To wear the badge of “Codependent,” one must go through a lifetime of addiction, dysfunction, and very trying life situations.  It is not a perfect life, nor is it an easy one.  It is, however, the life we have formed for ourselves and the life we live.  We are able to make the lives of those around us more pleasant, much to our own detriment.  It is the role in life that we have chosen and we take our role seriously.  It is a burden and it is a challenge, but we come out in the end as very capable and strong individuals.  I believe we become codependents as a result of the love we feel for the people to whom we are codependent.

This love we feel becomes hidden behind the façade of meekness or possibly even weakness.  It appears that we are incapable of handling situations, are controlled by others, and rarely do we think for ourselves.  Little do these people know about the strength and power every codependent holds.

A large part of my self-care involves writing this blog and writing has become a source of my strength.  The more I write, the stronger and more confident I feel.  When I feel confident, I want to share this confidence in my writing with the people closest to me.  I recently had my best friend state that she would like to edit my book, which is a story of my life and how I became the amazing codependent I am today.   I consented and provided it to her.  Upon her reading of only the beginning chapters, I was told that my book is too personal, how would my mother feel, and if this book ever got into the wrong hands I would surely be hurt due to the choices and decisions I have made in my past.  I was speechless.  I showed another friend a couple of my blog postings.  After she read them, she stated “that is just sad.”  I was hurt. 

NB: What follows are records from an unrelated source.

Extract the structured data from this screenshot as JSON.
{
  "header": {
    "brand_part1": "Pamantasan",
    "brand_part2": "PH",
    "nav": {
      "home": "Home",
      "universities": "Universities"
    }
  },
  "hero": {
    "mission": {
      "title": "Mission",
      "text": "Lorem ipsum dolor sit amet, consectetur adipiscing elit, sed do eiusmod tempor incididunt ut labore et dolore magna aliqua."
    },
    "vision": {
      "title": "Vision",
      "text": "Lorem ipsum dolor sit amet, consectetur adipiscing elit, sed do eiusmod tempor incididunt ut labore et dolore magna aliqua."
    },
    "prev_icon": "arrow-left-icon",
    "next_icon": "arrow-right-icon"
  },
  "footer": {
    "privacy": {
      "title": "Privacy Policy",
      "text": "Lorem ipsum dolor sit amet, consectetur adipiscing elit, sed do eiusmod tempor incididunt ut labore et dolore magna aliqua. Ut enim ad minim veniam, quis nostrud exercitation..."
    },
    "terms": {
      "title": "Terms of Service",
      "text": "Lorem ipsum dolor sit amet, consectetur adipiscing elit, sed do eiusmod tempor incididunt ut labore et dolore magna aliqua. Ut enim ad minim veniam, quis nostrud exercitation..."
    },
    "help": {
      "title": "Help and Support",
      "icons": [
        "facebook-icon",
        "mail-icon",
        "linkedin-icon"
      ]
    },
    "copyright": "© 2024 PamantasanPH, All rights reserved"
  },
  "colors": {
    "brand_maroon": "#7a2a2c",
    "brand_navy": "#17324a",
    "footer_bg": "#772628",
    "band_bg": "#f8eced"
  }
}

Since I am on the road to recovering from codependency and heading towards independent living, I have to share the bad with the good.  It would be very easy for me to write a happy post every day, but that is not my purpose.  There are many of us codependents out there and if I can help even one, my life would be blessed.  I do not feel that we should hide or be embarrassed about our life stories.  They did, after all, mold us into the people we are today, and I am not unhappy being me.  I actually like me.

People do not take time to walk in the shoes of another or try to understand the pitfalls and roadblocks someone has faced on their path to recovery.  Perception without empathy is a very shallow view.

P.S.  I want to thank you all for reading my posts–you motivate and help me more than you know!